Luca Casarini: un Kosovo bis

«Questo è un altro Kosovo perché, a fronte del fallimento della guerra preventiva contro il terrorismo, si ritorna a parlare di guerra umanitaria, schierando in campo l’Onu. Siamo di fronte a un governo incapace di costruire un ragionamento critico sul mondo». A differenza di una fetta consistente del movimento no war, il disobbediente Luca Casarini non usa mezzi termini riguardo alla decisione del governo di rifinanziare la missione in Afghanistan.
Come consideri il compromesso sul decreto?
L’ennesimo fallimento della battaglia contro la guerra.
Che genere di fallimento?
Innanzitutto culturale, perché la sinistra che fino a ieri, quando era all’opposizione, sembrava avesse elaborato un nuovo concetto di guerra di tipo permanente e non eccezionale, oggi che occupa Palazzo Chigi ha cambiato decisamente rotta, decidendo di accettarla come mezzo di risoluzione delle controversie. In secondo luogo è un fallimento politico, considerando il tentativo dell’Unione di trattare il conflitto come un problema tecnico.
Spiega meglio.
Decidere di ridurre il contingente militare e di aumentare quello civile vuol dire voler stare nella guerra fino al collo.
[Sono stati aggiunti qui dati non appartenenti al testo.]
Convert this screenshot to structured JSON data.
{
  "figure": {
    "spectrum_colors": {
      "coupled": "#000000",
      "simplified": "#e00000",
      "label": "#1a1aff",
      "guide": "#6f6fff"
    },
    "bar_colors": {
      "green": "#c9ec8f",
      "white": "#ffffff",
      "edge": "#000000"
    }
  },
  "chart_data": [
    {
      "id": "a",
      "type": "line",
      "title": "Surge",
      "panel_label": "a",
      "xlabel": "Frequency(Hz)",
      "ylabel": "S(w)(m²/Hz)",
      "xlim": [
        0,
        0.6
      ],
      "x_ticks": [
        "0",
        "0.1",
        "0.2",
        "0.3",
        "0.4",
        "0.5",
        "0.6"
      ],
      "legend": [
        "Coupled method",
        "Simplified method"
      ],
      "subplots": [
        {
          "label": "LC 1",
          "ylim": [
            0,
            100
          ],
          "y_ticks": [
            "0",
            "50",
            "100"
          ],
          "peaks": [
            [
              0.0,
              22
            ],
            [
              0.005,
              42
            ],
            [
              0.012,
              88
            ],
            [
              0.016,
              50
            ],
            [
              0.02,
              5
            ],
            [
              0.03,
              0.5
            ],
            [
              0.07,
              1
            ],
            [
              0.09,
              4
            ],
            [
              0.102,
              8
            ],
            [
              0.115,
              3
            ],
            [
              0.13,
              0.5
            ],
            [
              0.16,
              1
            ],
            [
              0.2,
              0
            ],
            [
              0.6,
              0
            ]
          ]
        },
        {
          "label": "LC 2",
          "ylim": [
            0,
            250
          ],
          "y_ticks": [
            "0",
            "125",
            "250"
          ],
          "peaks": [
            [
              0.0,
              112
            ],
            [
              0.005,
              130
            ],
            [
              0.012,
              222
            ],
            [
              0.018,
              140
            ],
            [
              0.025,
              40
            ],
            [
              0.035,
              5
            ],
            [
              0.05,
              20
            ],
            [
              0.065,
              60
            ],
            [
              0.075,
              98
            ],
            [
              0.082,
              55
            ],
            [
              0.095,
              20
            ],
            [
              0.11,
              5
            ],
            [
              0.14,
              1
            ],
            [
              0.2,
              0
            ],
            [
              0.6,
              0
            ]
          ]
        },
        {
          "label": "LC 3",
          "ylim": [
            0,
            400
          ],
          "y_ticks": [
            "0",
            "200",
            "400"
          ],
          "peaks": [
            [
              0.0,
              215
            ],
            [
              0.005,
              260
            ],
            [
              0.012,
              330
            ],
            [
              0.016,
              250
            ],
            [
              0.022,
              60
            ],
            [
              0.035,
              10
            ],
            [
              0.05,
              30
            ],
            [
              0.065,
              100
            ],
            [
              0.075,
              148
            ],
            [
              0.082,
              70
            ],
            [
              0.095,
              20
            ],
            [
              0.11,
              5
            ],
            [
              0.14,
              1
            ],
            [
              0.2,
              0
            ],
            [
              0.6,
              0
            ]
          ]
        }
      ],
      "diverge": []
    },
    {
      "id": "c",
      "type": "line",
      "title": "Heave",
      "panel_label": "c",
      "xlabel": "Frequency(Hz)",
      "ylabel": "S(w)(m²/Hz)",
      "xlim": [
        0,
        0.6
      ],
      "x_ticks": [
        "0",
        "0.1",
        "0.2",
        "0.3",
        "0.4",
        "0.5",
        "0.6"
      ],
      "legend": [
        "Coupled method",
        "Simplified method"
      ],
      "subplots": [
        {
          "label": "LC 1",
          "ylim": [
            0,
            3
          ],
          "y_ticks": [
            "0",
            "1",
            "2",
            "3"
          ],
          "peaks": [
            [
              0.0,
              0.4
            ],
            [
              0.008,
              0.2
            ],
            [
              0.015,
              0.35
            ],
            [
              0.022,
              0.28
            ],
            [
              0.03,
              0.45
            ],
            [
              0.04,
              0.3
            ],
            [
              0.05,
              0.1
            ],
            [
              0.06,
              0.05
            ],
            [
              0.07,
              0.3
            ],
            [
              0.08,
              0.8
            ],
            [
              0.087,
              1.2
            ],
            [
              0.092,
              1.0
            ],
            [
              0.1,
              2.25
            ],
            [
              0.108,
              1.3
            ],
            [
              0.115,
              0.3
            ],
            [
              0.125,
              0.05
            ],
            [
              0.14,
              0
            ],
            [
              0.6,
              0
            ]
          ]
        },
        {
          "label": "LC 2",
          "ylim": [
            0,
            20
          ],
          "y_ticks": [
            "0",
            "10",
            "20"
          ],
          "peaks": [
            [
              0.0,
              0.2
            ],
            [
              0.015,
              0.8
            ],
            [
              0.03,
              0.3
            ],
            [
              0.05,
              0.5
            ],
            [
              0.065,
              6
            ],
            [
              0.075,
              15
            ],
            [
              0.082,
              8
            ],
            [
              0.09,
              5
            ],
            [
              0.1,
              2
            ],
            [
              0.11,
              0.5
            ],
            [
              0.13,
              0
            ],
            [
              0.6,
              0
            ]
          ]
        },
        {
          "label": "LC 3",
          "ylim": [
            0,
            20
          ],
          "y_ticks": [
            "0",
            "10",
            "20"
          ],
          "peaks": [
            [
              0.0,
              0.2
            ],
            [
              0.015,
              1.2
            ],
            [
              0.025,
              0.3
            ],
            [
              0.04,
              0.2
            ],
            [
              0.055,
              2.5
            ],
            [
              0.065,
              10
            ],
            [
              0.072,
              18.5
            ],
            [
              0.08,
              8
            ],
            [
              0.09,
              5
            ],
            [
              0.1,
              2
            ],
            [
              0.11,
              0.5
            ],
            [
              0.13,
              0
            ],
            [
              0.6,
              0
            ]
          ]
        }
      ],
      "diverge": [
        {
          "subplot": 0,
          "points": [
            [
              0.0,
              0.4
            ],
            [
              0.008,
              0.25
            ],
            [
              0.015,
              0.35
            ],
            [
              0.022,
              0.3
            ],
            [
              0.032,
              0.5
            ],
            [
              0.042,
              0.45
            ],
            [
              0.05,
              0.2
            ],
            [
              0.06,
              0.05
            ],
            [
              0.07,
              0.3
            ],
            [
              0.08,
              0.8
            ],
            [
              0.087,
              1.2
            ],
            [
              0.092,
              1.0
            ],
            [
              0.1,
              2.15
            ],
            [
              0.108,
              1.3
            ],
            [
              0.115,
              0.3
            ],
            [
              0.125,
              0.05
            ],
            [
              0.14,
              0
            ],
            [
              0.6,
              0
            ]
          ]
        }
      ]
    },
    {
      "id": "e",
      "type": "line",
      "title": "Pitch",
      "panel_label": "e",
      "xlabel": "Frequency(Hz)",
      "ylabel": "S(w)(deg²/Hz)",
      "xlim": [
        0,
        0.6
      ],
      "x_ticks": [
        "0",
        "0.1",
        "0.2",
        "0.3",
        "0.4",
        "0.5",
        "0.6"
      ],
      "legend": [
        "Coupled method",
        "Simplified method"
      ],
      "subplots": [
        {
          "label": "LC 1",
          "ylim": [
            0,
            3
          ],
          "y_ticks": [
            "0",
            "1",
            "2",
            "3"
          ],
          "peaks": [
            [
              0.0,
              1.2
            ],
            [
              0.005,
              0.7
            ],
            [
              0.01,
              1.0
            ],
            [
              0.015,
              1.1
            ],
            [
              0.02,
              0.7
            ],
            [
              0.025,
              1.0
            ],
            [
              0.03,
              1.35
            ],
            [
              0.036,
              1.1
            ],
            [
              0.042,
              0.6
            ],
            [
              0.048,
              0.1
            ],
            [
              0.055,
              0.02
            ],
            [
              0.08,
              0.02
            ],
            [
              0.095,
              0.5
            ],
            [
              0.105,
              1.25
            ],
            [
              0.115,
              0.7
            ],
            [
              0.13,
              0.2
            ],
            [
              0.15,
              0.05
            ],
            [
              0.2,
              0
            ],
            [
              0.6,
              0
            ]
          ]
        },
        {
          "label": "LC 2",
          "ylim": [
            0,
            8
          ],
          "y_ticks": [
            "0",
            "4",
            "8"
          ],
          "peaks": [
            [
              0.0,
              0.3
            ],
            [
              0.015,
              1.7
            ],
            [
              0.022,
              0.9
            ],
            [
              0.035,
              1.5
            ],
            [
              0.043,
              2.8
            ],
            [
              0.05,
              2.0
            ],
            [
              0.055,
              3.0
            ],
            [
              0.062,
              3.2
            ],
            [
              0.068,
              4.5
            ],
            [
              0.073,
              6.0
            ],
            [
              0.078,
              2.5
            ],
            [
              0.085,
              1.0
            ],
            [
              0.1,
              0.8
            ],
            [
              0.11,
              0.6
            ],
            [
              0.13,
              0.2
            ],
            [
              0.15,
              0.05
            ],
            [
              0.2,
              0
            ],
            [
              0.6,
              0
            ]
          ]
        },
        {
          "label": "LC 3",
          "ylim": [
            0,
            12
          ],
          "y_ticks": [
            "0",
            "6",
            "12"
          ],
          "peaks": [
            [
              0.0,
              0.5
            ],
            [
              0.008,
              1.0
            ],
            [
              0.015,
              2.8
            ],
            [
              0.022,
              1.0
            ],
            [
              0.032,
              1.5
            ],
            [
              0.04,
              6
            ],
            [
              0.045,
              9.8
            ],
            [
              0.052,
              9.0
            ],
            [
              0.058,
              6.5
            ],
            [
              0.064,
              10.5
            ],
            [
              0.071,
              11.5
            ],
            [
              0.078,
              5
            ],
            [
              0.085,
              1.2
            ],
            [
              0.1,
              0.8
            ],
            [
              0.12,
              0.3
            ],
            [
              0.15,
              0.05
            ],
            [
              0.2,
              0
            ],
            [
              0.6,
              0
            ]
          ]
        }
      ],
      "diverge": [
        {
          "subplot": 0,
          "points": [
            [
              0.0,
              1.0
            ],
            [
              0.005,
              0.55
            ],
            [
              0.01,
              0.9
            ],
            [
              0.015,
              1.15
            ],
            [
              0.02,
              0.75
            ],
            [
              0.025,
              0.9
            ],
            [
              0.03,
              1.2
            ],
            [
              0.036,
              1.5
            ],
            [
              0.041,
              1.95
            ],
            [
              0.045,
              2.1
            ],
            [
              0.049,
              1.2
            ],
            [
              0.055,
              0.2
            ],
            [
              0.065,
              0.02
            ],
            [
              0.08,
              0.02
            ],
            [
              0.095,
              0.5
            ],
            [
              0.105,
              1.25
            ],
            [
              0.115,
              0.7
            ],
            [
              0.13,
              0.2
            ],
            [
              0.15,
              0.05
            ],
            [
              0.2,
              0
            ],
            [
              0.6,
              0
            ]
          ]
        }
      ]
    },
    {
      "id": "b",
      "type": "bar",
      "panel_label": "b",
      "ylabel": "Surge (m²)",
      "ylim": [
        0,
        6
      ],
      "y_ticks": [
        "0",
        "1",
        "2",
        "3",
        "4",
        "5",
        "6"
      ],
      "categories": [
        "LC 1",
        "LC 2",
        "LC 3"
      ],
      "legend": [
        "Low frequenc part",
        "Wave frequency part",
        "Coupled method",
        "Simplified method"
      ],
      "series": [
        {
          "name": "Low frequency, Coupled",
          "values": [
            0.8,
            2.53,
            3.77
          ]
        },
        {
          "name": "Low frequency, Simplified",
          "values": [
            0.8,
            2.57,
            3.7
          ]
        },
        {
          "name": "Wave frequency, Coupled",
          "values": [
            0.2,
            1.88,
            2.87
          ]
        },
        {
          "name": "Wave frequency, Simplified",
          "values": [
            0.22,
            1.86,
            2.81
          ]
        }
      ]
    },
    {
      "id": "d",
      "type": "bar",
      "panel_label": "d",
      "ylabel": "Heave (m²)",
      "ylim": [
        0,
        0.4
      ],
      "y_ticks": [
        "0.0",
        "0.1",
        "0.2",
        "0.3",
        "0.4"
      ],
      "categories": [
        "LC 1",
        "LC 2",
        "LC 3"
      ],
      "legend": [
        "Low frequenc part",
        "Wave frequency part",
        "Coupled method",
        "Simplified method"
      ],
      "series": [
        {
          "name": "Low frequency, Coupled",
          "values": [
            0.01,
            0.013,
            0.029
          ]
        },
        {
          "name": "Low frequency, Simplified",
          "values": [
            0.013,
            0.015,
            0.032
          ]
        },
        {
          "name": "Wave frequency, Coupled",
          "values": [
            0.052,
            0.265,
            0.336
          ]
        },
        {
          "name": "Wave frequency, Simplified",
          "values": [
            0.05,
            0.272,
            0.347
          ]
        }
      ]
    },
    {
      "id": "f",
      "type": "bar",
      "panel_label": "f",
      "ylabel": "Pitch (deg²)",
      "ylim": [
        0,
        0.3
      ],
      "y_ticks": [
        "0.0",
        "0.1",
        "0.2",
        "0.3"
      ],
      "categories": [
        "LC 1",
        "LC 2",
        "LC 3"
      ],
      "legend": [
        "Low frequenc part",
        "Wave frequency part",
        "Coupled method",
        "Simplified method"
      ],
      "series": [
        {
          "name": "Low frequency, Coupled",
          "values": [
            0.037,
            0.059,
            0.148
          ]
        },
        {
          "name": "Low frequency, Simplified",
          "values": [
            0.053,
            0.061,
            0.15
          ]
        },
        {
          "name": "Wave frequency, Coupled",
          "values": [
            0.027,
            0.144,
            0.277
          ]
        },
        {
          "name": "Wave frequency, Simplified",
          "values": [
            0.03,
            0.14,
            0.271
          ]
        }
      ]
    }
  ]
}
Perché? Non c’è differenza con il passato?
Sostanzialmente nessuna. Il governo Berlusconi era criticato dalla sinistra per la sua sudditanza nei confronti degli Stati uniti. Ma come considerare l’amorosa corrispondenza tra Parisi o Prodi e Bush, se non con la constatazione che tra la passata e la nuova stagione politica non c’è stata soluzione di continuità?
Stai dicendo che per te non c’è nessuna differenza tra centrodestra e centrosinistra.
L’unica differenza sta nella presentazione della guerra: il centrosinistra costruisce una cortina fumogena o maschera il volto della guerra, definendola umanitaria, al posto della concezione, più schiettamente autoritaria, del centrodestra.
Quindi?
Due strategie per un unico obiettivo, ma sulla guerra, a mio avviso, non è possibile la mediazione.
Come valuti la posizione di Rifondazione che considera, invece positiva la mediazione sull’Afghanistan?
Trovo vergognoso che parlamentari che hanno sempre votato contro la guerra e hanno sfilato con il movimento pacifista per il ritiro delle truppe in guerra in Iraq adesso votino compatti per il rifinanziamento della missione in Afghanistan. La strada di questo governo va contro la direzione del movimento. Questo è un governo embedded.
Però non tutti i pacifisti la pensano così.
Il movimento dovrà uscire dalla timidezza perché ha dalla sua parte la ragione: cioè che non può restare in piedi il concetto di guerra democratica. Noi per il momento il 5 luglio manifesteremo a Vicenza contro la costruzione della nuova base militare americana.